In the previous section, we took a look at how Process Explorer can be helpful in examining thread activity to determine the cause of potential system or application issues. This time, we’ll use Process Explorer to look at a protected process and see how the different access rights being denied affect its ability and usefulness on such a process.

Find the Audiodg.exe service inside the process list. This is a process responsible for much of the core work behind the user-mode audio stack in Windows Vista, and it requires protection to ensure that high-definition decrypted audio content does not leak out to untrusted sources. Bring up the process properties view and take a look at the Image tab. Notice how the numbers for WS Private, WS Shareable, and WS Shared are 0, although the total Working Set is still displayed. This is an example of the THREAD_QUERY_INFORMATION versus THREAD_QUERY_LIMITED_INFORMATION rights.
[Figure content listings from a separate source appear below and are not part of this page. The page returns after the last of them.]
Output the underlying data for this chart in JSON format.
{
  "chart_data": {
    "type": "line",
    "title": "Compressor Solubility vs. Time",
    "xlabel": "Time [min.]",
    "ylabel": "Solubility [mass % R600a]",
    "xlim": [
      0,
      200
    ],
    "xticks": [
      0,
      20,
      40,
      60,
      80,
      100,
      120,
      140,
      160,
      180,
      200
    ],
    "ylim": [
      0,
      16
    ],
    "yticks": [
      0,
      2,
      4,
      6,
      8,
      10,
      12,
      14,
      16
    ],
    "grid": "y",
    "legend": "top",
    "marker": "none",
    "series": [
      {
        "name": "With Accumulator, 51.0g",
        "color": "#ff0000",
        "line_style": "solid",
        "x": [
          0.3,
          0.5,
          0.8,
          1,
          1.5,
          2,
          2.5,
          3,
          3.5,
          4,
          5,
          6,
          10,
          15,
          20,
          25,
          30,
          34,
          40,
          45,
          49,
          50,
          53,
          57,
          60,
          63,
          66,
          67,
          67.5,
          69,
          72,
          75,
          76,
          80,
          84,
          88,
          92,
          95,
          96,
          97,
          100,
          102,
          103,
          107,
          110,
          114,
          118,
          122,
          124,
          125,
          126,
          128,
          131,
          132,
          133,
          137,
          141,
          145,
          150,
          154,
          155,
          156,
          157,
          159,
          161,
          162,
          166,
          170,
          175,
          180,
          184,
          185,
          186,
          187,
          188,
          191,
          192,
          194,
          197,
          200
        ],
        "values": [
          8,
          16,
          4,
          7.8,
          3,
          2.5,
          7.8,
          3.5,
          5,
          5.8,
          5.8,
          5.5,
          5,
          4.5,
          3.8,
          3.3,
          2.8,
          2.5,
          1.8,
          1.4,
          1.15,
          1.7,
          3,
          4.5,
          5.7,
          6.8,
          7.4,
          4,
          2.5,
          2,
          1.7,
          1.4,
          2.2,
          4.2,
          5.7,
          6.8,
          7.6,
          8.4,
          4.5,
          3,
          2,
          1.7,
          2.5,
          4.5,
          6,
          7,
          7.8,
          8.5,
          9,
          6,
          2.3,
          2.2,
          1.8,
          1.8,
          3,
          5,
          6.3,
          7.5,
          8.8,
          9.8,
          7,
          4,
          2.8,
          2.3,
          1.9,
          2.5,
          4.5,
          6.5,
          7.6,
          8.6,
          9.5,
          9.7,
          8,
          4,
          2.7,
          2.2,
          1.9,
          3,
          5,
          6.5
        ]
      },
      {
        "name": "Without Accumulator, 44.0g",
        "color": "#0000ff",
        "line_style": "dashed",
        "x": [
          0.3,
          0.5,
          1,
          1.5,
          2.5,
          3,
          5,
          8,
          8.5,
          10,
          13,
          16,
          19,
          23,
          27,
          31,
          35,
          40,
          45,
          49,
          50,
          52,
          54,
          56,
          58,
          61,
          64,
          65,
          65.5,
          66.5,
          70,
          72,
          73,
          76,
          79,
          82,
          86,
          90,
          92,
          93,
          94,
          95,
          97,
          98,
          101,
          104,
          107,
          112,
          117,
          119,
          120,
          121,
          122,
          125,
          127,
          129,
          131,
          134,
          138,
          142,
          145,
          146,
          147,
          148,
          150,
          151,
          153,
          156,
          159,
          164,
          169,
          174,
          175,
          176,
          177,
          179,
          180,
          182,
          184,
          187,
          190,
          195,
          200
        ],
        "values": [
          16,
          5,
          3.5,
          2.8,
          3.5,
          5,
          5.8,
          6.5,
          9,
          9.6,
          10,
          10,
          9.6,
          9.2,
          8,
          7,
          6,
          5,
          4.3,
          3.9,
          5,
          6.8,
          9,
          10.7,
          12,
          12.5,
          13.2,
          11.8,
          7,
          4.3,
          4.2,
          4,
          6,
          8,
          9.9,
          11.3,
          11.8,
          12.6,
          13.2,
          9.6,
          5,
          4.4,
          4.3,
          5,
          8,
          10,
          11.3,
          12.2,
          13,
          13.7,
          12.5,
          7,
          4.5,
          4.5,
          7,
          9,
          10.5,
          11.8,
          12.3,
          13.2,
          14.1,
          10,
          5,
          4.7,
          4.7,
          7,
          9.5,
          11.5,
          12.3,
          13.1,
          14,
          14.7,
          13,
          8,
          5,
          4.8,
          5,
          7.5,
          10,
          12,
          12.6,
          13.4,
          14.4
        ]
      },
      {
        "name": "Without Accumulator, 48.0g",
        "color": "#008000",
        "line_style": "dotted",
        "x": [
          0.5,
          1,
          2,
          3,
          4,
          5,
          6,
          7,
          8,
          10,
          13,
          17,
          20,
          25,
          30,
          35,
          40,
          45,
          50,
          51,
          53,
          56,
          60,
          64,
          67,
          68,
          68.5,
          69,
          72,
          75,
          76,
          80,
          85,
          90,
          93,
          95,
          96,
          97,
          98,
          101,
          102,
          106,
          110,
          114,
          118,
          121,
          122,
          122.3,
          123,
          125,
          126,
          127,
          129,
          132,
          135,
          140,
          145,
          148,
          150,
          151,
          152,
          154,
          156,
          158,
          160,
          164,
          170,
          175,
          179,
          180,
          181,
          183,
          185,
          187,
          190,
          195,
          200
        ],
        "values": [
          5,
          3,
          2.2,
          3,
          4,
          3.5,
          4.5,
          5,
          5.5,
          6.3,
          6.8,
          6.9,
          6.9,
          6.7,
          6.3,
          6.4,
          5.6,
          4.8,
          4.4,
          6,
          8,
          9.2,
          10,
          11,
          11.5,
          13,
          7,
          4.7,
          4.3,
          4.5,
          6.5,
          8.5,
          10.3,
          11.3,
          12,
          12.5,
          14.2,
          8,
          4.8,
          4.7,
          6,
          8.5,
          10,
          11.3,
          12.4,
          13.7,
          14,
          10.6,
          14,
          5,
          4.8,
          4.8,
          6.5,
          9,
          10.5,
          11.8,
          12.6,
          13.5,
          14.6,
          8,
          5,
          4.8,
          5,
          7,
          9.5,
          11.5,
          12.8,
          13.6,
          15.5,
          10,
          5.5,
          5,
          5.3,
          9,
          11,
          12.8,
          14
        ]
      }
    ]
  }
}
More importantly, take a look at the Threads tab. As you can see here, Process Explorer is unable to show the Win32 thread start address and instead displays the standard thread start wrapper inside Ntdll.dll. If you try clicking on the Stack button, you’ll get an error, because Process Explorer needs to read the virtual memory inside the protected process, which it can’t do.

Finally, note that although the Base and Dynamic priorities are shown, the I/O and Memory priorities are not, another example of the limited versus full query information access right. As you try to kill a thread inside Audiodg.exe, notice yet another access denied error: recall the lack of THREAD_TERMINATE access shown earlier in Table 5-14.